JM: I think the latter. I really do. I have asked people who have been in conversations where he might have said something like ‘I feel God put me here’, or ‘I feel ordained for this’, and no one’s ever said they’ve heard him say it. So I think there’s a kind of urban legend about Bush feeling…at least being explicit about being God’s agent. Now he did say to Bob Woodward that he would not appeal to his own father in terms of strength, but to a higher Father. I actually think that’s more about paging Dr. Phil about a very odd family dynamic within the Bush clan, than it is about George Bush wandering the Rose Garden, thinking God is telling them what to do. That’s my personal view.

HH: Whenever anyone tells President Bush that they’re praying for him, he always says thank you, I appreciate that. He refers to it a lot. I think he’s sincere when he says that.

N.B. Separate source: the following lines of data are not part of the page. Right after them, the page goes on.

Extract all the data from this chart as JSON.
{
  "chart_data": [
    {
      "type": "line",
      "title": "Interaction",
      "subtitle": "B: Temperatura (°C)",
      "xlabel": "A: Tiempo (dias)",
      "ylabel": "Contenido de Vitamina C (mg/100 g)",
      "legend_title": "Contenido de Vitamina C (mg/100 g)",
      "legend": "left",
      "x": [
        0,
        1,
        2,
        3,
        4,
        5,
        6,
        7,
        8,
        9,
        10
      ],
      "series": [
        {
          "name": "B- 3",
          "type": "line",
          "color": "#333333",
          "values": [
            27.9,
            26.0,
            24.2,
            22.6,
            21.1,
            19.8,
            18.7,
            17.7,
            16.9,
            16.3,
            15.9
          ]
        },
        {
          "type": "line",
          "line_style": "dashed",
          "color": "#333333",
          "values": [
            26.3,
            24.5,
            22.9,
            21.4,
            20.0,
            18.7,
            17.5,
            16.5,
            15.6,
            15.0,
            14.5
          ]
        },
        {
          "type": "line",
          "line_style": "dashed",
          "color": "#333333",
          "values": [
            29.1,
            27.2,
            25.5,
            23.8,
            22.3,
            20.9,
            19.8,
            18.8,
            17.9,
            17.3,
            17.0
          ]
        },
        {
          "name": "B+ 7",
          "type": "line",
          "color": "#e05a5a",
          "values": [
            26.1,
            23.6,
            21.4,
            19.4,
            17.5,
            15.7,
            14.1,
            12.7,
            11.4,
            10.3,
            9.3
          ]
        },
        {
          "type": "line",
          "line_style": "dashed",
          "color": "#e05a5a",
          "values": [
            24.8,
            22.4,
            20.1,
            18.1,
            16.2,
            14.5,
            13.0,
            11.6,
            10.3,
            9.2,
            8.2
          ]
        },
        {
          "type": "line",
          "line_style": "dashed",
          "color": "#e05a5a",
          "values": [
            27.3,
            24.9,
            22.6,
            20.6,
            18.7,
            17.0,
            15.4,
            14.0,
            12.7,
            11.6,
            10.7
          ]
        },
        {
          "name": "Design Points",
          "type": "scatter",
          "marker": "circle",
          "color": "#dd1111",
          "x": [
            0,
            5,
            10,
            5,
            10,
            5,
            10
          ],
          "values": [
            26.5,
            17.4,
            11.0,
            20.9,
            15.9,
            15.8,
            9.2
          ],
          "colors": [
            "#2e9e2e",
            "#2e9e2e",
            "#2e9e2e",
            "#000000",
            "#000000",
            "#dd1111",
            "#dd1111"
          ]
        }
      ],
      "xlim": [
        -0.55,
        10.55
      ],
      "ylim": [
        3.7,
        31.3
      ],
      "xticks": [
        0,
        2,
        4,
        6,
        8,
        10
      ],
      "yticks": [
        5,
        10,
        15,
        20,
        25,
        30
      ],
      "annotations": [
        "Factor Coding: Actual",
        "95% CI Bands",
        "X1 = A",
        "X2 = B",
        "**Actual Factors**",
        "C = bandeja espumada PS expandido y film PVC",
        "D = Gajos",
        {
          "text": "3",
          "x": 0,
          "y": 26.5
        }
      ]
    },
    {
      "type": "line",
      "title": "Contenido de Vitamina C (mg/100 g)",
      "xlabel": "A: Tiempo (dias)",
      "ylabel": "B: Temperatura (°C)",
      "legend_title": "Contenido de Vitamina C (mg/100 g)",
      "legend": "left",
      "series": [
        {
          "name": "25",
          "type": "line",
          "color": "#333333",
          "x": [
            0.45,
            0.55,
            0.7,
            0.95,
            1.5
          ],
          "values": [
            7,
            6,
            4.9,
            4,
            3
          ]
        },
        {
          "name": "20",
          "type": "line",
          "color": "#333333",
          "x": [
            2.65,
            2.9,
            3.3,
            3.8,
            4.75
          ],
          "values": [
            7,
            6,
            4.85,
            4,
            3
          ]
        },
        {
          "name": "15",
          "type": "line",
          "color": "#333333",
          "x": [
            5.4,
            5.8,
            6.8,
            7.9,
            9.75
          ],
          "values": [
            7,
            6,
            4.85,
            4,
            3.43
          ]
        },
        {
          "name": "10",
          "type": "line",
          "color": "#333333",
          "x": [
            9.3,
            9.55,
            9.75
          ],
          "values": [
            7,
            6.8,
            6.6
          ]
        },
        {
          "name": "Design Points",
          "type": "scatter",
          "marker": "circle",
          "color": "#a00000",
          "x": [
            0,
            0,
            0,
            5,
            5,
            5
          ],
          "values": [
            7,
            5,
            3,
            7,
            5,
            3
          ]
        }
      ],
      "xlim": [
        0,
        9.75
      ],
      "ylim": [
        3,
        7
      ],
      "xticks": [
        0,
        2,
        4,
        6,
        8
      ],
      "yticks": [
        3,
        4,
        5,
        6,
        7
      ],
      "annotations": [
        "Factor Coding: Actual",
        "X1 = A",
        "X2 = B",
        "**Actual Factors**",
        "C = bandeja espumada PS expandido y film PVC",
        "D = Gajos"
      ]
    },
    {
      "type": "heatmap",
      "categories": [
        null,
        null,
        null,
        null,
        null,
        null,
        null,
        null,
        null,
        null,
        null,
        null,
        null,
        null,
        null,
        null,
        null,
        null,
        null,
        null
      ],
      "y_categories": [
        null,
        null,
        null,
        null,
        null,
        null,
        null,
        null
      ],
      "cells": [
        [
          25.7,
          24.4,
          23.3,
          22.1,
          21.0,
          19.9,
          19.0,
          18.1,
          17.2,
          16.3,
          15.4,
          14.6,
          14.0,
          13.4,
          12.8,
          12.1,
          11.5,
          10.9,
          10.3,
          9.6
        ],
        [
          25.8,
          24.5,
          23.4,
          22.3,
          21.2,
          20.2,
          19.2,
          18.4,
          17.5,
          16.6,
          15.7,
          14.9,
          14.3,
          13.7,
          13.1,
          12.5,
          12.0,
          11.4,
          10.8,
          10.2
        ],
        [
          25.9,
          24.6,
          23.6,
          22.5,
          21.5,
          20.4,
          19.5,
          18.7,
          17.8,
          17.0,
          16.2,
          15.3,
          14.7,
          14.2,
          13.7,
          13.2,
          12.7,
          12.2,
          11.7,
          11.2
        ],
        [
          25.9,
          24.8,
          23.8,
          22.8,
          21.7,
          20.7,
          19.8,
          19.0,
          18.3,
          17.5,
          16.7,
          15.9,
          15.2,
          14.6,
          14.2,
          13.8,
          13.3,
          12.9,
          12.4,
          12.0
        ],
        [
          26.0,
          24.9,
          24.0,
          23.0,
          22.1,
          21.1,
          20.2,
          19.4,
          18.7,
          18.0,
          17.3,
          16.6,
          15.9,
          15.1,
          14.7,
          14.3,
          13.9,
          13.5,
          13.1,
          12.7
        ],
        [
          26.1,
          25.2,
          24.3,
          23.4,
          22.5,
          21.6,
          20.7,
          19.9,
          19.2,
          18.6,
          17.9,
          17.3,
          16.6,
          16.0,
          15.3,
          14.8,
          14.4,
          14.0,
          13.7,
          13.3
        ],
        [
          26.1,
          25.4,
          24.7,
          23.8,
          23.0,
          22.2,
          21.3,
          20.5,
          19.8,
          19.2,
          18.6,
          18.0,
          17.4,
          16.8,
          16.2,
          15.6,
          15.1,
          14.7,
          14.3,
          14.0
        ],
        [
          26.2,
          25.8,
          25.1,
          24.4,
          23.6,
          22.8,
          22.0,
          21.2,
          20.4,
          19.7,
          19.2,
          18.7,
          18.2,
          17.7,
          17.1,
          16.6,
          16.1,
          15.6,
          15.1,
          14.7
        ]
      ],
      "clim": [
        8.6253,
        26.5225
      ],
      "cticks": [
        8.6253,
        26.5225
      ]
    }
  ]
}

JM: I’m not saying he’s not sincere. I’m saying that his opponents who think that he is some kind of religious nut, who’s on a holy mission, are wrong. I think President Bush is completely serious about his faith. I have no reason to doubt that whatever. And in fact, one of the most moving notes I ever got was I had asked President Bush 41 for an interview right after September 11th, about the coming crisis, and the crisis we were in. And he wrote me a very kind note saying that he wouldn’t do it. And the last line was please say a prayer for our beloved son, the President. And it was…I got it maybe on the Tuesday or Wednesday after the attacks, and it just grabbed my guts in a way, because you realized at once that these are human beings who are fathers and sons, who are believers, who do have moments of doubt and moments of great faith, and they have the destinies of nations in their hands. And I think that in the American experience, we have done very well at striking a balance between our sense that we are on a journey, in an Augustinian sense, a national journey, in Jefferson’s phrase, as Israel of old, heading toward something, you know, whereas Ford once said, and Reagan used to always say, we never become, we’re always in the act of becoming. Well, that’s a theological idea, and I think it’s effused the presidency from the very beginning.

The entire transcript here. Listen to the program here. I believe that the movement of our country toward an intolerance of any form of religious expression in government (and even in the public arena in general) is as wrong as any movement toward the establishment of a "Christian caliphate". It is misguided and deeply harmful to extract and "throw away" a part of our identity: that of a secular government with a rich tradition of values founded upon what is referred to as our "Judeo-Christian" heritage. We should remain the most religiously tolerant and the most religiously diverse nation in the world by embracing the values that made this possible: values that stem from our Judeo-Christian culture.